Mientras el hombrecillo seguía ofreciéndome el libro de condolencias, servicios religiosos y asistencia psicológica a los deudos, yo me preguntaba cuál sería la mejor estrategia de acción. ¿Denunciar ante una fiscalía? ¿No tendrá cómplices en el poder público? ¿A cuál de las fiscalías debo denunciar? Quizás a la de Prevención del Delito.

¡Cristo! ¡Ya sé lo que hace Villafuerte! Vende un ataúd, por la noche con la ayuda de un cómplice, lo recupera, lo arregla y lo vuelve a vender. ¡Deja el pobre cuerpo sin ataúd! Tiene que estar involucrado el vigilante del cementerio. ¡Cómo avanza la corrupción! Literalmente desalojan al muertito.
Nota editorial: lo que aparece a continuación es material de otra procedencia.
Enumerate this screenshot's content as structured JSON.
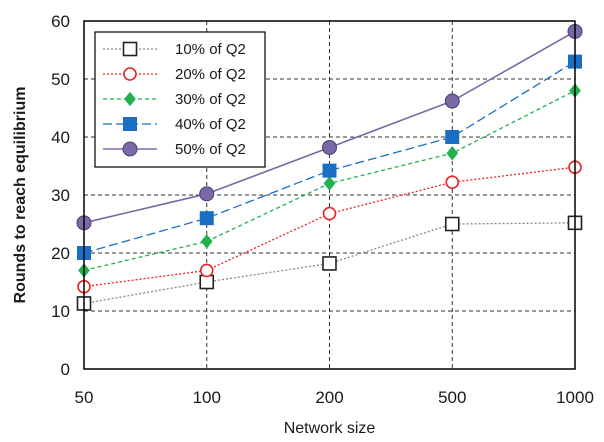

El viejo me dijo que podía conservar el catálogo y me dio su tarjeta de presentación. Secó el sudor de su frente en el dorso de su mano y me preguntó con una vocecilla que se extinguía:

—Creo que es suficiente, ¿verdad? ¿Desea ver los ataúdes? —Como no contesté, añadió—: Puedo mostrarle solamente los de la derecha. Vamos a pintar el local, el encargado estuvo lijando y no he podido limpiar, aun, los de la izquierda.

El calor me encendió el rostro al corroborar mi hipótesis: algo escondía en esa parte del salón.

Acepté observar los féretros que me mostraba mi guía mientras no cesaba de preguntar sobre la edad, anterior ocupación y preferencias de mi pariente agónico candidato a difunto. Para no cometer errores le iba describiendo a mi único tío, entretanto no dejaba de pensar que con ese interrogatorio el inescrupuloso imaginaba qué botín podía esconder cada ataúd.

En ese momento, un sonido suave llamó mi atención. Giré rápidamente la cabeza y vi cómo un gordo gato amarillo cruzaba la sala y desaparecía tras la puerta de salida. Durante unos segundos me quedé paralizado. Salí finalmente de la funeraria, con el corazón aún latiendo con fuerza.

Me dirigí a la imprenta, donde me alegró saber que mi próximo libro de narrativa estaría listo en una semana. Por la tarde voy a estar muy sonrojado cuando el psicoterapeuta que me atiende diga que abordaremos mi hostilidad... que yo llamaría creatividad.